The derivatives studied here contain up to 100 atoms , making it the largest system to date consistent with an excited-state ML potential. Combining equivariant neural networks and physics-based adiabatic models, along with data generated from combinatorial exploration of chemical space, and configuration sampling through active learning, they generated a model, DANN, that is transferable to large, unseen events. Nitrobenzene derivatives.

The research was titled

Illustration: neural network architecture and active learning loop. (Source: Paper)

This yields computational savings of over six orders of magnitude. Predicted isomerization quantum yields of unknown species are correlated with experimental values. The model was used to predict the quantum yields of more than 3100 hypothetical species, revealing rare molecules with high cis-trans and trans-cis quantum yields.

The research was titled

Illustration: Speed ​​and accuracy of DANN-NAMD. (Source: paper)

DANN model shows high accuracy and transferability between azobenzene derivatives. One limitation is that unseen species contain functional groups that are present to some extent in the training set. Model performance is generally higher for more highly represented functional groups, although some groups are highly represented but difficult to fit, while other groups are weakly represented and fit well.

Furthermore, the model cannot be applied to other chemical families without additional training data.
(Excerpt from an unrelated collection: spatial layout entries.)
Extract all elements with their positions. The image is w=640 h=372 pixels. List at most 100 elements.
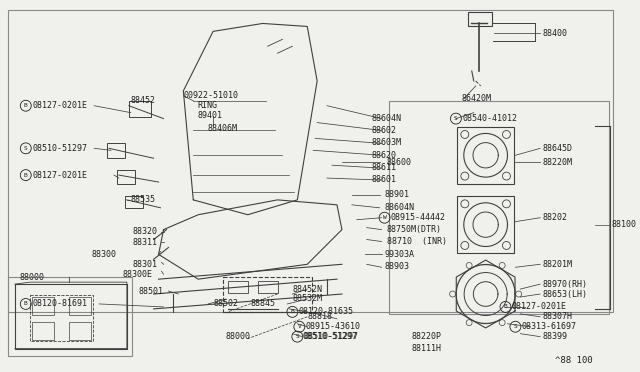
Text: 88903: 88903 — [385, 262, 410, 271]
Text: 88202: 88202 — [542, 213, 567, 222]
Text: 88645D: 88645D — [542, 144, 572, 153]
Text: 88300: 88300 — [91, 250, 116, 259]
Text: B: B — [24, 103, 28, 108]
Text: V: V — [298, 324, 301, 329]
Bar — [129, 101, 150, 117]
Text: 08127-0201E: 08127-0201E — [32, 171, 87, 180]
Text: 88220M: 88220M — [542, 158, 572, 167]
Text: 88603M: 88603M — [372, 138, 402, 147]
Text: 08915-43610: 08915-43610 — [306, 322, 361, 331]
Text: 88532M: 88532M — [292, 295, 323, 304]
Text: 88602: 88602 — [372, 126, 397, 135]
Text: ^88 100: ^88 100 — [555, 356, 593, 365]
Bar — [125, 196, 143, 208]
Text: 88611: 88611 — [372, 163, 397, 171]
Text: 08540-41012: 08540-41012 — [462, 114, 517, 123]
Text: 08120-81691: 08120-81691 — [32, 299, 87, 308]
Text: 08510-51297: 08510-51297 — [304, 332, 359, 341]
Text: 88000: 88000 — [226, 332, 251, 341]
Text: 08510-51297: 08510-51297 — [32, 144, 87, 153]
Text: 88311: 88311 — [133, 238, 158, 247]
Text: 88111H: 88111H — [412, 344, 442, 353]
Circle shape — [502, 200, 511, 208]
Bar — [457, 126, 515, 184]
Text: 08120-81635: 08120-81635 — [299, 307, 354, 316]
Text: 88600: 88600 — [387, 158, 412, 167]
Text: 08510-51297: 08510-51297 — [302, 332, 357, 341]
Bar — [457, 196, 515, 253]
Bar — [32, 297, 54, 315]
Circle shape — [502, 241, 511, 250]
Text: B: B — [291, 310, 294, 314]
Circle shape — [502, 131, 511, 138]
Bar — [8, 277, 132, 356]
Circle shape — [516, 291, 522, 297]
Bar — [32, 322, 54, 340]
Text: S: S — [24, 146, 28, 151]
Text: 88220P: 88220P — [412, 332, 442, 341]
Bar — [258, 281, 278, 293]
Text: B: B — [504, 304, 508, 310]
Text: 88100: 88100 — [611, 220, 637, 229]
Text: 88406M: 88406M — [207, 124, 237, 133]
Text: B: B — [24, 301, 28, 307]
Bar — [29, 295, 93, 341]
Bar — [69, 297, 91, 315]
Circle shape — [461, 200, 468, 208]
Text: 08915-44442: 08915-44442 — [391, 213, 446, 222]
Text: 88452: 88452 — [131, 96, 156, 105]
Circle shape — [502, 172, 511, 180]
Text: 88818: 88818 — [307, 312, 332, 321]
Text: 88301: 88301 — [133, 260, 158, 269]
Text: 08127-0201E: 08127-0201E — [512, 302, 567, 311]
Text: RING: RING — [197, 101, 217, 110]
Text: 88653(LH): 88653(LH) — [542, 289, 587, 299]
Text: 88604N: 88604N — [372, 114, 402, 123]
Text: 89401: 89401 — [197, 111, 222, 120]
Text: 08127-0201E: 08127-0201E — [32, 101, 87, 110]
Circle shape — [466, 263, 472, 268]
Text: 88901: 88901 — [385, 190, 410, 199]
Text: S: S — [454, 116, 458, 121]
Text: 08313-61697: 08313-61697 — [522, 322, 577, 331]
Text: 88501: 88501 — [139, 286, 164, 296]
Text: 00922-51010: 00922-51010 — [183, 91, 238, 100]
Bar — [8, 10, 612, 312]
Circle shape — [466, 320, 472, 326]
Text: 88320: 88320 — [133, 227, 158, 236]
Text: 88710  (INR): 88710 (INR) — [387, 237, 447, 246]
Text: 88604N: 88604N — [385, 203, 415, 212]
Text: W: W — [383, 215, 387, 220]
Circle shape — [450, 291, 456, 297]
Bar — [107, 143, 125, 158]
Text: 99303A: 99303A — [385, 250, 415, 259]
Text: 88201M: 88201M — [542, 260, 572, 269]
Bar — [223, 277, 312, 312]
Text: 88307H: 88307H — [542, 312, 572, 321]
Text: S: S — [296, 334, 300, 339]
Text: 86420M: 86420M — [462, 94, 492, 103]
Text: 88750M(DTR): 88750M(DTR) — [387, 225, 442, 234]
Bar — [69, 322, 91, 340]
Text: 88970(RH): 88970(RH) — [542, 280, 587, 289]
Circle shape — [461, 131, 468, 138]
Text: 88601: 88601 — [372, 174, 397, 183]
Text: 88300E: 88300E — [123, 270, 153, 279]
Text: S: S — [513, 324, 517, 329]
Bar — [228, 281, 248, 293]
Text: B: B — [24, 173, 28, 177]
Text: 88502: 88502 — [213, 299, 238, 308]
Bar — [117, 170, 135, 184]
Text: 88400: 88400 — [542, 29, 567, 38]
Text: 88000: 88000 — [20, 273, 45, 282]
Circle shape — [499, 263, 505, 268]
Text: 88845: 88845 — [251, 299, 276, 308]
Bar — [388, 101, 609, 314]
Circle shape — [461, 172, 468, 180]
Circle shape — [499, 320, 505, 326]
Bar — [468, 12, 492, 26]
Text: 88620: 88620 — [372, 151, 397, 160]
Text: 88452N: 88452N — [292, 285, 323, 294]
Text: 88399: 88399 — [542, 332, 567, 341]
Text: 88535: 88535 — [131, 195, 156, 204]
For example, it greatly overestimates the excited state lifetime of many trans derivatives.

Semi-empirical methods, on the other hand, provide qualitatively correct predictions across a wide range of chemicals, but cannot match the within-domain accuracy of DANNs and cannot be improved with more reference data. Adding features from semi-empirical calculations, as was done in the OrbNet model, may prove useful in the future. Recent developments taking into account non-local effects and spin states that improve the transferability of neural networks may also be beneficial for excited states. The model can be further improved by high-precision multi-reference calculations, solvent effects and the inclusion of bright S2 states.
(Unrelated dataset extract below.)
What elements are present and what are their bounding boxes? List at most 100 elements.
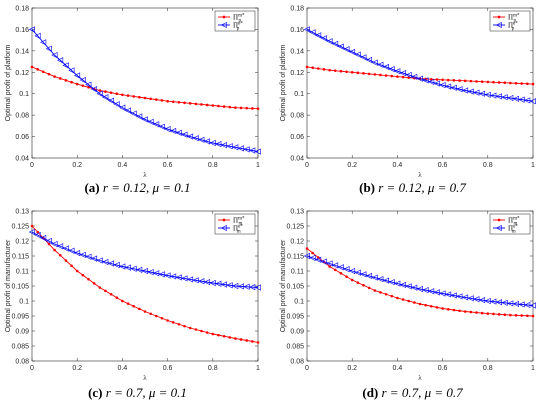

Especially the use of spin complete methods is critical because spin contamination hinders fine-tuning of the underlying compound model. It may also have affected the accuracy of the DANN model in general. Therefore, spin-finished, affordable alternatives are of particular interest.Active learning can be accelerated by differentiable sampling with adversarial uncertainty attacks, which will improve the lifetime of excited states. Transfer learning can also be used to improve the performance of specific molecules. Only a small amount of ab initio calculations are required to fine-tune models for individual species.

Diabatization may also prove useful for reactive ground states. A reaction barrier can generally be understood as the transition from one adiabatic state to another. Non-adiabatic foundations can make reactive surfaces more easily adaptable to neural networks.

The research was titled

Illustration: the results of virtual screening. (Source: Paper)
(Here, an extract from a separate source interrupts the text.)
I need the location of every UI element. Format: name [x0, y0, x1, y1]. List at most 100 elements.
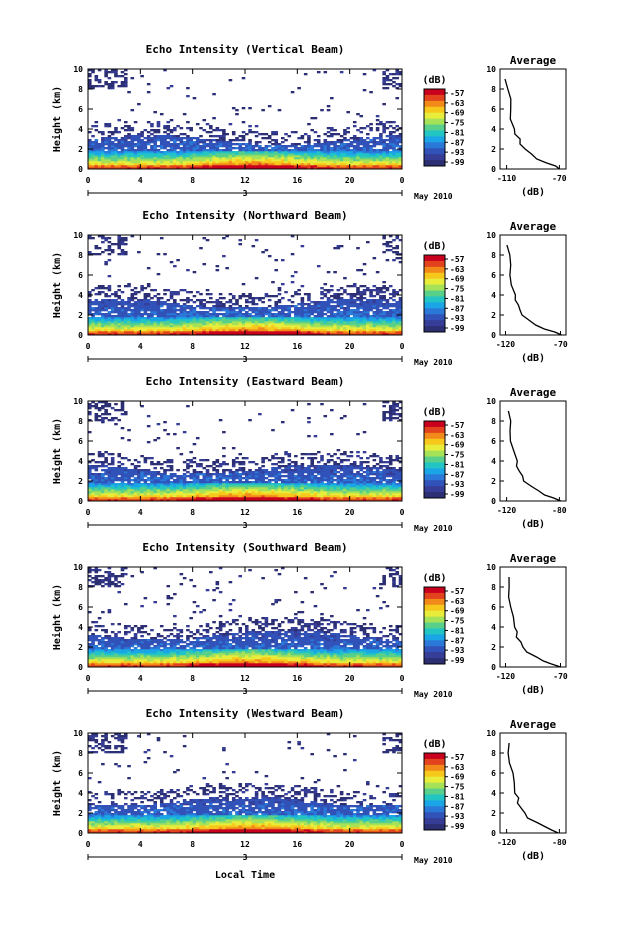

In summary, the researchers introduced a non-adiabatic polymorphic neural network potential, trained on more than 630,000 geometries at the SF-TDDFT BHHLYP/6-31G* theoretical level, covering more than 8000 unique azobenzene molecules. They used DANN-NAMD to predict the isomerization quantum yields of derivatives outside the training set and correlated the results with experiments.

The team also identified several hypothetical compounds with high quantum yields, red-shifted excitation energies, and inversion stability. The network architecture, non-decompositional approach, and chemical and configurational diversity of the training data enable the model to generate powerful and transferable potential. The model can be readily applied to new molecules, producing results that approximate those of SF-TDDFT at orders of magnitude lower computational cost.